Como observado, reservaria o termo doença mental para doenças cerebrais como esquizofrenia e transtorno bipolar e uma pequena porcentagem de depressões. Psicopatologia refere-se a traços de personalidade ou padrões de comportamento que interferem no funcionamento da realidade. O DSM diz que a psicopatologia deve incluir disfunção ou angústia subjetiva, mas eu acrescentaria que muita disfunção está no campo interpessoal, e que outras pessoas chatas são frequentemente um sinal de psicopatologia (mas nem sempre; às vezes artistas, cientistas e comediantes demonstram uma maior conscientização da realidade que incomoda as outras pessoas porque interfere em suas reivindicações e negações).

A psicopatologia tende a surgir em complexos, padrões baseados na personalidade de expectativas que capturam a imaginação e restringem as alternativas de resposta. Alguém com uma personalidade obsessivo-compulsiva, por exemplo, vê o mundo como um teste de controle; ela pode se ver tão envolvida pela entropia e pelo caos, incansavelmente promovendo a ordem. Um narcisista pode ter um complexo de inferioridade, transformando situações mundanas em desafios de valor e competência, operando à beira da humilhação e vendo apenas competidores, troféus e juízes. O obsessivo-compulsivo torna-se deprimido quando as coisas estão além do controle, o narcisista quando o triunfo é elusivo. Estar em um complexo é como assistir a esse filme de basquete; a pessoa está tão profundamente sintonizada com os aspectos do complexo que pode facilmente perder o que está acontecendo, mesmo que seja tão óbvio para outras pessoas quanto o gorila na sala. Em um complexo, o foco não está nas cores da camisa e na contagem de passes, mas em, digamos, scorecards e sinais de falha.

Na ciência (e história e jornalismo), todas as afirmações sobre a realidade objetiva são suspeitas, mas o fato da realidade objetiva não é. Se uma árvore cai na floresta e ninguém está por perto para ouvi-la, ela cria ondas sonoras (mas não uma cacofonia).

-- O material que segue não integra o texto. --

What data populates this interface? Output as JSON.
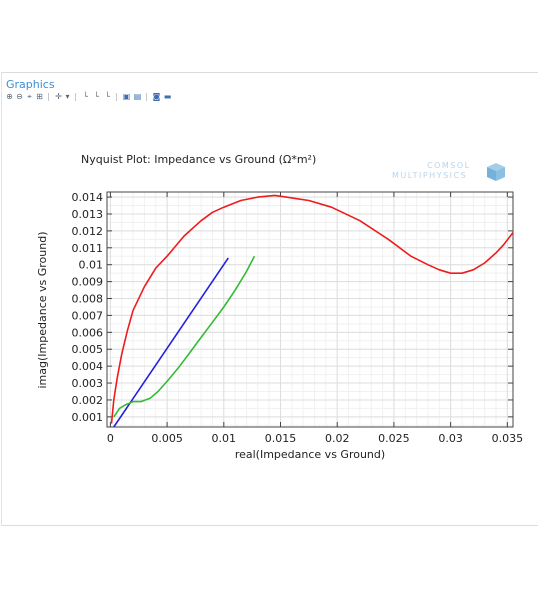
{
  "panel": {
    "title": "Graphics",
    "toolbar_icons": [
      "zoom-in-icon",
      "zoom-out-icon",
      "zoom-box-icon",
      "zoom-extents-icon",
      "axis-icon",
      "x-axis-log-icon",
      "y-axis-log-icon",
      "grid-icon",
      "legend-icon",
      "table-icon",
      "camera-icon",
      "print-icon"
    ]
  },
  "logo": {
    "line1": "COMSOL",
    "line2": "MULTIPHYSICS",
    "cube_color": "#5aa5d6"
  },
  "chart_data": {
    "type": "line",
    "title": "Nyquist Plot: Impedance vs Ground (Ω*m²)",
    "xlabel": "real(Impedance vs Ground)",
    "ylabel": "imag(Impedance vs Ground)",
    "xlim": [
      -0.0003,
      0.0355
    ],
    "ylim": [
      0.0004,
      0.0143
    ],
    "x_ticks": [
      0,
      0.005,
      0.01,
      0.015,
      0.02,
      0.025,
      0.03,
      0.035
    ],
    "x_tick_labels": [
      "0",
      "0.005",
      "0.01",
      "0.015",
      "0.02",
      "0.025",
      "0.03",
      "0.035"
    ],
    "y_ticks": [
      0.001,
      0.002,
      0.003,
      0.004,
      0.005,
      0.006,
      0.007,
      0.008,
      0.009,
      0.01,
      0.011,
      0.012,
      0.013,
      0.014
    ],
    "y_tick_labels": [
      "0.001",
      "0.002",
      "0.003",
      "0.004",
      "0.005",
      "0.006",
      "0.007",
      "0.008",
      "0.009",
      "0.01",
      "0.011",
      "0.012",
      "0.013",
      "0.014"
    ],
    "grid": true,
    "legend": "none",
    "series": [
      {
        "color": "#ee1c1c",
        "x": [
          0.0001,
          0.0003,
          0.0006,
          0.001,
          0.0015,
          0.002,
          0.003,
          0.004,
          0.005,
          0.0065,
          0.008,
          0.009,
          0.01,
          0.0115,
          0.013,
          0.0145,
          0.0155,
          0.0165,
          0.0175,
          0.0195,
          0.022,
          0.0245,
          0.0265,
          0.028,
          0.029,
          0.03,
          0.031,
          0.032,
          0.033,
          0.034,
          0.0347,
          0.0355
        ],
        "y": [
          0.0006,
          0.002,
          0.0033,
          0.0047,
          0.0061,
          0.0073,
          0.0087,
          0.0098,
          0.0105,
          0.0117,
          0.0126,
          0.0131,
          0.0134,
          0.0138,
          0.014,
          0.0141,
          0.014,
          0.0139,
          0.0138,
          0.0134,
          0.0126,
          0.0115,
          0.0105,
          0.01,
          0.0097,
          0.0095,
          0.0095,
          0.0097,
          0.0101,
          0.0107,
          0.0112,
          0.0119
        ]
      },
      {
        "color": "#2222dd",
        "x": [
          0.0003,
          0.0104
        ],
        "y": [
          0.0004,
          0.0104
        ]
      },
      {
        "color": "#33bb33",
        "x": [
          0.0003,
          0.0008,
          0.0013,
          0.002,
          0.0027,
          0.0035,
          0.0042,
          0.005,
          0.006,
          0.007,
          0.008,
          0.009,
          0.01,
          0.011,
          0.012,
          0.0127
        ],
        "y": [
          0.001,
          0.0015,
          0.0017,
          0.0019,
          0.0019,
          0.0021,
          0.0025,
          0.0031,
          0.0039,
          0.0048,
          0.0057,
          0.0066,
          0.0075,
          0.0085,
          0.0096,
          0.0105
        ]
      }
    ]
  }
}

Há outra classe de comportamentos que muitas vezes são foco de atenção clínica, além de psicopatologia e doença mental. Esses são comportamentos problemáticos em que qualquer um pode se envolver, uma função de situações ou de sequências de eventos. Por exemplo, jovens casais devem negociar novas formas de se relacionar com suas famílias de origem e novas maneiras de administrar sua autoestima sexual. Desistir da conquista sexual como fonte de auto-estima pode levar à depressão. Muitas depressões do tipo desatento, por outro exemplo, decorrem de uma enorme recompensa após um período de trabalho árduo. É difícil para os estudantes de doutorado dedicarem-se a suas dissertações logo após saberem que eles combinaram com um site de estágio, e é difícil voltar ao laptop depois que um livro é publicado.

Quando uma fonte de reforço intermitentemente confiável (como uma pessoa adorada) desaparece, fica-se obcecado com sua ausência no que poderia ser chamado de luto complicado. E se você notar um sinal de que algo ruim está prestes a acontecer, você se sentirá ansioso, e se ficar claro que não há nada que você possa fazer a respeito, você também pode se sentir deprimido. Esses comportamentos são problemáticos, mas não são psicopatologias baseadas na personalidade, no sentido que descrevi, e certamente não são doenças. Sua característica distintiva é que eles podem ser produzidos em ratos de laboratório. Você pode induzir um rato a trabalhar muito para o suprimento de comida de um mês, e ele parecerá e ficará deprimido depois que a comida for entregue. Você pode remover todo o reforço de pressionar uma alavanca depois de reforçar o comportamento intermitentemente, e o rato ficará obcecado com a alavanca. Você pode acender uma luz que normalmente precede um choque elétrico, e o rato terá um ataque de ansiedade. O cérebro do rato pode mostrar certas mudanças nesses períodos, mas o rato não tem uma doença cerebral: tem apenas um cérebro.